SELECT count (DISTINCT CustomerID) iNum,count(1) Num 
FROM Orders
WHERE OrderDate>='2021-01-01' and OrderDate<='2021-12-31'

SPL

A
1 >st=date(“2021-01-01”), et=date(“2021-12-31”), start=days@o(st), end=days@o(et)
2 =file(“Orders_Account.ctx”).open().cursor@m(CustomerID;OrderDate>=start && OrderDate <=end;2)
3 =A2.groups(;count(1):Num, icount@o(CustomerID):iNum)

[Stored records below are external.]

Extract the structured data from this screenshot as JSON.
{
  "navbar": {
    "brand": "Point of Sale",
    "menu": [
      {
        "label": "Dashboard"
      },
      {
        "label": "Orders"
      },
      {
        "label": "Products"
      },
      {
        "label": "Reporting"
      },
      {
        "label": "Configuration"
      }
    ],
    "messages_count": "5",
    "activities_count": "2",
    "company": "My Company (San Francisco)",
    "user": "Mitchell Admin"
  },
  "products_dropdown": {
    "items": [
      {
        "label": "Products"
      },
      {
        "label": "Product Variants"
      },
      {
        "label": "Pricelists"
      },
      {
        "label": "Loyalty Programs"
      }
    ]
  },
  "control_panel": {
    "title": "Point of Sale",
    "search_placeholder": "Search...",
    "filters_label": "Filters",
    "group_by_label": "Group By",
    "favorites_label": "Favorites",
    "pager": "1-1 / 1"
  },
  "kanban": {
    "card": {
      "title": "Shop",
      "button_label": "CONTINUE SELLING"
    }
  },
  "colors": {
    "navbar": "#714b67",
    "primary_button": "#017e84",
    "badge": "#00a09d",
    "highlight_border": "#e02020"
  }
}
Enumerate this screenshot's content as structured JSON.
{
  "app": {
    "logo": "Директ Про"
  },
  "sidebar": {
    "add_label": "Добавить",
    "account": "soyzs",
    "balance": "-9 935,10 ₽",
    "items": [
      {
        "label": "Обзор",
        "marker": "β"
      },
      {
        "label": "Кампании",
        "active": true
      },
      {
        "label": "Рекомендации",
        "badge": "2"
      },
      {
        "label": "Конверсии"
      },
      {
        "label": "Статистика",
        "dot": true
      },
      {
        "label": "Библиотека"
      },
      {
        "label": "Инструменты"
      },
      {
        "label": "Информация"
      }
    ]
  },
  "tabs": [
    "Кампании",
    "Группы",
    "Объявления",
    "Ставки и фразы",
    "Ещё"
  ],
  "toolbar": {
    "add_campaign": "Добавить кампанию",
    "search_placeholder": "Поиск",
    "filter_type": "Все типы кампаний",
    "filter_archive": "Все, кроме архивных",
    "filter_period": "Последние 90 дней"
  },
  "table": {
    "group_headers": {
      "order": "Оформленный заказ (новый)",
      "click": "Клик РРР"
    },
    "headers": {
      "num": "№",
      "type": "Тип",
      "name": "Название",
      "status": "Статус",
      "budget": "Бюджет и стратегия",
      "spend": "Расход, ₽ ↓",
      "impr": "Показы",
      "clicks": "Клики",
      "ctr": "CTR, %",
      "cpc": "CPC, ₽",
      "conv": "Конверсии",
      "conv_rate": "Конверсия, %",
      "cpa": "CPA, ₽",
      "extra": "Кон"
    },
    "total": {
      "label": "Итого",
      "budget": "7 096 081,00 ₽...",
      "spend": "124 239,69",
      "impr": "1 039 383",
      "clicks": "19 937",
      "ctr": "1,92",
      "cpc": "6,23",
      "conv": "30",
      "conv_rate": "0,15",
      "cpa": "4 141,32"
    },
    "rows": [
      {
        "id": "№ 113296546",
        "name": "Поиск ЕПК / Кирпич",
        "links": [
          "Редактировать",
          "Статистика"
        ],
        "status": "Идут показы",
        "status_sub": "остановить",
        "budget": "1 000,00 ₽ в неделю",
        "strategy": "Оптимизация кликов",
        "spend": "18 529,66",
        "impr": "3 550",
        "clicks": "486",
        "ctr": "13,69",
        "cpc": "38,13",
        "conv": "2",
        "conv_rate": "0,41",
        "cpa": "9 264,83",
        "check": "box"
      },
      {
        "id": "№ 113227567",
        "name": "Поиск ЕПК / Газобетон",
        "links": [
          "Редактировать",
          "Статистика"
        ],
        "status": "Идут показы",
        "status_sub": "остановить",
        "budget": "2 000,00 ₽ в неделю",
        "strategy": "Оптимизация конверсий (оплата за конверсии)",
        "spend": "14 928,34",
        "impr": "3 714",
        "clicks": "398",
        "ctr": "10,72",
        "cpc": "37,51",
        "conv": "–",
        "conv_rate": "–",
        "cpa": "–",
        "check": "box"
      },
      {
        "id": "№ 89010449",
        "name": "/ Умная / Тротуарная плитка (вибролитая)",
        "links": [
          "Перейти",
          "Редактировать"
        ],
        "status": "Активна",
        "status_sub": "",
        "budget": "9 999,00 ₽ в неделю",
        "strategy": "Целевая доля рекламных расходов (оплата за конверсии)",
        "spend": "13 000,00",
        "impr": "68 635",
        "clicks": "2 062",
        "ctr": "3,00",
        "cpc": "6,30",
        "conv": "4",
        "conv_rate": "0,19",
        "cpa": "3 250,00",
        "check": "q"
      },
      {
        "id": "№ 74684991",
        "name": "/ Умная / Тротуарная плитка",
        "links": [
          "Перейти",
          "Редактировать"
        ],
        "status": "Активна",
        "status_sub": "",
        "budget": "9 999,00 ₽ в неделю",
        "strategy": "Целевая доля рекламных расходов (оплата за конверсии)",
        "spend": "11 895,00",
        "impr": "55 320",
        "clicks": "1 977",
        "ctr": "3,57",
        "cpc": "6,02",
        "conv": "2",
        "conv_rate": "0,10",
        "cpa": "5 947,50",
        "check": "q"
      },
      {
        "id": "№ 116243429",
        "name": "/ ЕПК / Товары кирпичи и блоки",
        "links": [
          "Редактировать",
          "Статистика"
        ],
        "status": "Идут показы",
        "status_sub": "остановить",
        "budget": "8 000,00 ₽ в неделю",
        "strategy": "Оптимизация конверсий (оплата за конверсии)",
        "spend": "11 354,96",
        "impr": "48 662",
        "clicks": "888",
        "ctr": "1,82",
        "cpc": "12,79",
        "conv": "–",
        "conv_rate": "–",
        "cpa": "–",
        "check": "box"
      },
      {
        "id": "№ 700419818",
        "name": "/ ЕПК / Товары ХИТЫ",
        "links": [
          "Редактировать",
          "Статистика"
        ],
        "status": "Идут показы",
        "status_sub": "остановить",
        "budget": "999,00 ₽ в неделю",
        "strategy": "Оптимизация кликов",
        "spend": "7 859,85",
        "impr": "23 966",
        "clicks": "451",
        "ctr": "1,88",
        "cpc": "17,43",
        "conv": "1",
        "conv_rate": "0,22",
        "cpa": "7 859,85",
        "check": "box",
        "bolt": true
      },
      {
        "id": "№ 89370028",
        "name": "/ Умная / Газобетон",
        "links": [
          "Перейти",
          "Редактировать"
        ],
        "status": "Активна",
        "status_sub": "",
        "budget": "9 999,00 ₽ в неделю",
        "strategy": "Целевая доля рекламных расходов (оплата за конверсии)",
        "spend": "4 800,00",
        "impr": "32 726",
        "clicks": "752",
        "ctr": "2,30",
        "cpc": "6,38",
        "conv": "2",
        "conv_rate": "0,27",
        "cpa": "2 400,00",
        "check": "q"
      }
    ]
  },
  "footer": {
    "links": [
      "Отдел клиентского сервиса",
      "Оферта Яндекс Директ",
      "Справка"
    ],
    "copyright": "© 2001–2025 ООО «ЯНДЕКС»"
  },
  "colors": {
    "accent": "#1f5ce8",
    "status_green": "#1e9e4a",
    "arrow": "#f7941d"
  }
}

A2 With @p option used during the data preparation phase, we can just use @m option to accomplish the parallel computation.
A3 icount() works with @o option to perform order-based count distinct, during which there is no need to retain intermediate buffer in the memory and only the comparison with the previous record is enough. By default, the function takes the distinct field as unordered and should keep intermediate buffer in the memory. In that case, memory overflow occurs when buffer exceeds the memory capacity.


SQL

SELECT count(DISTINCT CustomerID),month(OrderDate) months
FROM Orders
WHERE OrderDate>='2021-01-01' and OrderDate<='2021-12-31'
GROUP BY month(OrderDate)

SPL

A
1 >st=date(“2021-01-01”), et=date(“2021-12-31”), start=days@o(st), end=days@o(et)
2 =file(“Orders_Account.ctx”).open().cursor@m(CustomerID, OrderDate;OrderDate>=start && OrderDate <=end;2)
3 =A2.groups(month(OrderDate):months; icount@o(CustomerID):iNum)

A3 groups function plus icount function is used to compute count distinct on grouped subsets, without first grouping data.